Now that we have reconstructed the frequency information, we need to transform it back from the frequency domain to the spatial domain. This is no problem. The transform that we used during encoding has an inverse that does the job. Now that it is in a more recognizable form, we can start to judge the how perceptible the information loss is.
In order to combine the channels back into a single image, we need to scale the two colour channels Cb and Cr back up to their orignal size. But the information we threw away is gone, so we will have to approximate it with interpolation. We will fill in missing pixels by taking an average of the surrounding pixels that are still there. There are different ways to do this, and none of them is perfect. The scaled up image will tend to be either blocky or blurry, depending on the method used.
At this point we have a complete image, but it is still in the YCbCr colour space, which a computer can’t display directly. We need to transform it back to the RGB colour space that we started with.
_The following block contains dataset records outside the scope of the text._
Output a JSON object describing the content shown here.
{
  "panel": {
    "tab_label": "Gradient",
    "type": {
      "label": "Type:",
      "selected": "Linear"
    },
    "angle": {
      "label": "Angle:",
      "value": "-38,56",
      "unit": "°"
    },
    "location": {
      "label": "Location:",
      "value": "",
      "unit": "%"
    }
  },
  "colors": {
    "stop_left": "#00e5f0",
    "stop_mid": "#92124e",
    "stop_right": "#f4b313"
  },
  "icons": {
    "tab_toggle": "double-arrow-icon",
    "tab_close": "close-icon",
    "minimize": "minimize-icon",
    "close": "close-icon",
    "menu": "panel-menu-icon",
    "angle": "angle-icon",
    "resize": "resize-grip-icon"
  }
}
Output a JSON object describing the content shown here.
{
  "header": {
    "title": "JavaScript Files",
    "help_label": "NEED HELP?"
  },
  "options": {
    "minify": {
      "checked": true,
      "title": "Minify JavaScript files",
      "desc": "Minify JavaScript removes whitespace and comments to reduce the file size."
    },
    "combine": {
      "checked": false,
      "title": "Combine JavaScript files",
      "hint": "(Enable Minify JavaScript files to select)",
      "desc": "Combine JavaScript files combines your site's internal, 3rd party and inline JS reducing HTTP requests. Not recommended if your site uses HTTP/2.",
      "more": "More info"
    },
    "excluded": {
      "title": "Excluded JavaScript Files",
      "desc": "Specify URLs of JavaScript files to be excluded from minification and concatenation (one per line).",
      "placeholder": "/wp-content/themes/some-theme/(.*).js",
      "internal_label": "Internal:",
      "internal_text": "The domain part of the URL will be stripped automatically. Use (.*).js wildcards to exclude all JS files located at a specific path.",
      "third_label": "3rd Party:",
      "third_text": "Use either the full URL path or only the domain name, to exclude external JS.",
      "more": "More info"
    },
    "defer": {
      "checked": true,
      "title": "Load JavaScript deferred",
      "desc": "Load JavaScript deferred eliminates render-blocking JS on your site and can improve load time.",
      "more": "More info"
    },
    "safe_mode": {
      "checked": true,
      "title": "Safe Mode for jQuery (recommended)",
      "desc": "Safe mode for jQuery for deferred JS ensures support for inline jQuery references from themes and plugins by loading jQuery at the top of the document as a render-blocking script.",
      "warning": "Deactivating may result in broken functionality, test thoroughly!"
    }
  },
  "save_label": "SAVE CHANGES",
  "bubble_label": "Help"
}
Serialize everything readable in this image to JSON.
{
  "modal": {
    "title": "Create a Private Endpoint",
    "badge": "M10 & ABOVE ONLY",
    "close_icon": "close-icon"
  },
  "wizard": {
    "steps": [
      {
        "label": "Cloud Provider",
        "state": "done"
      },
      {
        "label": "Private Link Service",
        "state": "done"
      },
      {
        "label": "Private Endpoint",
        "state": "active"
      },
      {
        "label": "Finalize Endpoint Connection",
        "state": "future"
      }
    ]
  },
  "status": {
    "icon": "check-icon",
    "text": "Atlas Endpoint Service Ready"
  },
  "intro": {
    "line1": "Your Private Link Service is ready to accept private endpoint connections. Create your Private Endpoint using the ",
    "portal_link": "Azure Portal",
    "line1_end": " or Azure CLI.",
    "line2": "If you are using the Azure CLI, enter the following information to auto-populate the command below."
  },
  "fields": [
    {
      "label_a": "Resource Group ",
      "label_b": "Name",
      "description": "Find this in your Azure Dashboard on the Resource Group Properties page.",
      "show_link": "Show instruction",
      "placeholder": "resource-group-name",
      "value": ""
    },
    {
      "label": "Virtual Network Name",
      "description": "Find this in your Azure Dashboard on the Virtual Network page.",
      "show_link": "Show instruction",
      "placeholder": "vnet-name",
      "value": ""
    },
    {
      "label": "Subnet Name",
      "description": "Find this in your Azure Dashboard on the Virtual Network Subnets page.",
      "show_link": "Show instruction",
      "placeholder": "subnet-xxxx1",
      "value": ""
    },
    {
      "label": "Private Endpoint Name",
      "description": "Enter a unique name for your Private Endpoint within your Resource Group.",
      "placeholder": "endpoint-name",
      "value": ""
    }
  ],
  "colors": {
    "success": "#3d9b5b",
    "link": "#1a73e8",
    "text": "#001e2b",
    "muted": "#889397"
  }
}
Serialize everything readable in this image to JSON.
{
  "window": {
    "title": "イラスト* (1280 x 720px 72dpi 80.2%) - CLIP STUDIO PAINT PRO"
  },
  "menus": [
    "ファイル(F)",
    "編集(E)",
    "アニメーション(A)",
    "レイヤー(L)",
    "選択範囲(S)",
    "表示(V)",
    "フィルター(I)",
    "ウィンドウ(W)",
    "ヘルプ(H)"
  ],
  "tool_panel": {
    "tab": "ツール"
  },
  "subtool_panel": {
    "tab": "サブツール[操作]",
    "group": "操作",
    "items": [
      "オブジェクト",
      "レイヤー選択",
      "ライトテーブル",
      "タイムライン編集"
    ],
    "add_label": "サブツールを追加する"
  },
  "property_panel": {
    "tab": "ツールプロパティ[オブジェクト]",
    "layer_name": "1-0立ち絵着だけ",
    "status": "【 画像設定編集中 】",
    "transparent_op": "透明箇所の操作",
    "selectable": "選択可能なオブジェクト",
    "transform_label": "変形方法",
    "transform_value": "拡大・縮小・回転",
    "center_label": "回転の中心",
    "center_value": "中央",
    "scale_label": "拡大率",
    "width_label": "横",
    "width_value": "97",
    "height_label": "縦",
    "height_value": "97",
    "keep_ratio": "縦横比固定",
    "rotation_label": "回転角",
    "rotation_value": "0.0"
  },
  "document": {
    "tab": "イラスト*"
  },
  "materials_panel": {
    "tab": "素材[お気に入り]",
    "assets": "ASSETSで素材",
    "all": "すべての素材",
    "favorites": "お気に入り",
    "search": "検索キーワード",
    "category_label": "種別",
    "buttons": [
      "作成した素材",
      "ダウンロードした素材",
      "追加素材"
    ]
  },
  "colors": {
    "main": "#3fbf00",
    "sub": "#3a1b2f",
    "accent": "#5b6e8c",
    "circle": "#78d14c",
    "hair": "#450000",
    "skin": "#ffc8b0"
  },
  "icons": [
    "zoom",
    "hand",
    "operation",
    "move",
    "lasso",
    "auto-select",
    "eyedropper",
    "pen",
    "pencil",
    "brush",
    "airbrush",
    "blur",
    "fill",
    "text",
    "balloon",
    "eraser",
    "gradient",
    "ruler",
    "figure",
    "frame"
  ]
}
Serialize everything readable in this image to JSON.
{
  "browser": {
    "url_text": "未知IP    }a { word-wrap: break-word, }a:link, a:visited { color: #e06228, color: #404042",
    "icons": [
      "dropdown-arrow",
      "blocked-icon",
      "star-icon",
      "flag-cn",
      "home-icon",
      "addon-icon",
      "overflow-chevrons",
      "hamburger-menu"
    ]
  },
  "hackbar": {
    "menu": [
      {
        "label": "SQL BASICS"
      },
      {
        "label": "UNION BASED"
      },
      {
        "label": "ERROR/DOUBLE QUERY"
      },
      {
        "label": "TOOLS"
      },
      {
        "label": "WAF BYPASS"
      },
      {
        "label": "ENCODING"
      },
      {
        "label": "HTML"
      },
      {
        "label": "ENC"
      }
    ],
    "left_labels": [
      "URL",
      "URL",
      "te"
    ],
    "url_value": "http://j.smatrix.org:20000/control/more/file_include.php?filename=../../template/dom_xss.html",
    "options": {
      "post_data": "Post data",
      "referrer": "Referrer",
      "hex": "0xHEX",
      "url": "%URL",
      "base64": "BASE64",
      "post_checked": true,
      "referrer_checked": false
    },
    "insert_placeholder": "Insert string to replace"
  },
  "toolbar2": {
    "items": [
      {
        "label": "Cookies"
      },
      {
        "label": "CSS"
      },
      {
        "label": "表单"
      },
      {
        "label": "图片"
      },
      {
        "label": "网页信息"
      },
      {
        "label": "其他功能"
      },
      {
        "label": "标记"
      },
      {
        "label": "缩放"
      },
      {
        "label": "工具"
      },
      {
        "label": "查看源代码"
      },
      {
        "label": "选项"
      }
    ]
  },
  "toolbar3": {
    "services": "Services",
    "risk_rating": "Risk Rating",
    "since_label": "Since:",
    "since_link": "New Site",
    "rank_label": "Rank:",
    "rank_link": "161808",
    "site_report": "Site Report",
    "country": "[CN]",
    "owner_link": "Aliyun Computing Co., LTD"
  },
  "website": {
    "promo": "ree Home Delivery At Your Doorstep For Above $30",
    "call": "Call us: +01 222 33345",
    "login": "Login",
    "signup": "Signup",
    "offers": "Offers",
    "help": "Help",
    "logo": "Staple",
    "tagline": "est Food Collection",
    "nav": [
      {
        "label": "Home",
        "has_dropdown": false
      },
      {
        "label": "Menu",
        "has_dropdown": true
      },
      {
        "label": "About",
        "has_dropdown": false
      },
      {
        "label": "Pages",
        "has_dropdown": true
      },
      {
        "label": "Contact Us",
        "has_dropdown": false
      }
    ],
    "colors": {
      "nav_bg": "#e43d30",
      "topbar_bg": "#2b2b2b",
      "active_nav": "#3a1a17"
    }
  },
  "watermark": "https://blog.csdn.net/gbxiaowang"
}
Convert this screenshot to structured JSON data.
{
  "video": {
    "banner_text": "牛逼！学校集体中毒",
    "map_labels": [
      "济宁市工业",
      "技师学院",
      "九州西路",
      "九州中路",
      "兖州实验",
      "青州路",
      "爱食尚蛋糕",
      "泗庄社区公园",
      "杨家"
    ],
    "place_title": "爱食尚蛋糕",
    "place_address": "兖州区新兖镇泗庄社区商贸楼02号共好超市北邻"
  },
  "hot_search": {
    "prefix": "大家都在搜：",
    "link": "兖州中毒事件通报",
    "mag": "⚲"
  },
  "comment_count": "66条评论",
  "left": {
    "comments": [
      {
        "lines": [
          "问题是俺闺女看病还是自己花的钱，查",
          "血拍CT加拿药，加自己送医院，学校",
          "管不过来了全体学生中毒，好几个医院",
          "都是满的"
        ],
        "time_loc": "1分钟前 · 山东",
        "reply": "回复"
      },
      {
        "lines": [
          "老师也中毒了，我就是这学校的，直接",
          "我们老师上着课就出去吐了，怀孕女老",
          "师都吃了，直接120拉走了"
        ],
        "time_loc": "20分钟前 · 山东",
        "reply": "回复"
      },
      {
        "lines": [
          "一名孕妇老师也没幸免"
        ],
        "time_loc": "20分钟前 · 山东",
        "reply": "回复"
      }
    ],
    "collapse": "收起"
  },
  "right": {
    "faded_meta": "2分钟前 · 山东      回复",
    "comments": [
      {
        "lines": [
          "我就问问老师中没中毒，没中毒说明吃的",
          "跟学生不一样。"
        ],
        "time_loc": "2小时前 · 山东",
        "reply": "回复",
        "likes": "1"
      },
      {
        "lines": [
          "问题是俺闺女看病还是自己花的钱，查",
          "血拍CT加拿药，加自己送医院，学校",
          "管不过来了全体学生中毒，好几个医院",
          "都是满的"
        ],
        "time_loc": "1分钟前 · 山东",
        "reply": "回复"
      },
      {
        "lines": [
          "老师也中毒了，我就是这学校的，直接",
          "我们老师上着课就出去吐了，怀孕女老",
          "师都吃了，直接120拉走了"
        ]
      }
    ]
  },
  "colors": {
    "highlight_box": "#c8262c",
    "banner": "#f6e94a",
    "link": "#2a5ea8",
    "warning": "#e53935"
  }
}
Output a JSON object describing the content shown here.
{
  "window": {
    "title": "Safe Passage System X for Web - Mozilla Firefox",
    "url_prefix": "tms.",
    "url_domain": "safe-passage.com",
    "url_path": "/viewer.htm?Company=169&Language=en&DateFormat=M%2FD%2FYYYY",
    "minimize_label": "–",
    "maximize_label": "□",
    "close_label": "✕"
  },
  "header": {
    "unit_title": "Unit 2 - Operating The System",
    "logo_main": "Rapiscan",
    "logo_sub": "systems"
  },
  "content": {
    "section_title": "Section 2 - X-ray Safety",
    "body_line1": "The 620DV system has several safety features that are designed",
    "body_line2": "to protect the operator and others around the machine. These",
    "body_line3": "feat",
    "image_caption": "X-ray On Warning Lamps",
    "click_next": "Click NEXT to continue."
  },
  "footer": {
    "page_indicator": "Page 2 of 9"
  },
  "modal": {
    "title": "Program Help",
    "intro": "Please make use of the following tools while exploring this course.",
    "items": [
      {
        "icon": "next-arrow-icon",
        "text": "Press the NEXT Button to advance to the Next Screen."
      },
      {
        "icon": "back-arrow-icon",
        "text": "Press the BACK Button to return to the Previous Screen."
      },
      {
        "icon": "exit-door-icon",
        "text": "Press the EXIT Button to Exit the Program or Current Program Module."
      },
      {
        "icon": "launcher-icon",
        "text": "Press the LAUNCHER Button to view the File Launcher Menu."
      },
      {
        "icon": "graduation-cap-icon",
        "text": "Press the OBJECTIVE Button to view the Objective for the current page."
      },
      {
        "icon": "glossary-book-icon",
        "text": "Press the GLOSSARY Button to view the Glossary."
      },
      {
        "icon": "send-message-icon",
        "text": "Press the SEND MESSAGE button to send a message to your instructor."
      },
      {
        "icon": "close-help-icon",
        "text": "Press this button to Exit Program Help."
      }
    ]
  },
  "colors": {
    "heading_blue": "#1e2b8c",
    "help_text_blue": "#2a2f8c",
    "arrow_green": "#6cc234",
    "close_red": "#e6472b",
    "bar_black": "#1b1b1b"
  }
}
Note: As before, I have scaled this illustration down to a reasonable size. All six of these channels are the same size as the original image.
Finally, we can combine the separate R, G, and B channels back into a single image and display the result. For comparison, both the original input image and the decoded output image are shown at left. Below that is a “difference image” that highlights discrepencies between the two: darker pixels mean the output varies more from the input at that location.
There you have it. We have taken an input image, encoded it, decoded it, and gotten a similar image back. That’s JPEG. Now that you've seen the whole process, try going back and experimenting with some of the other images.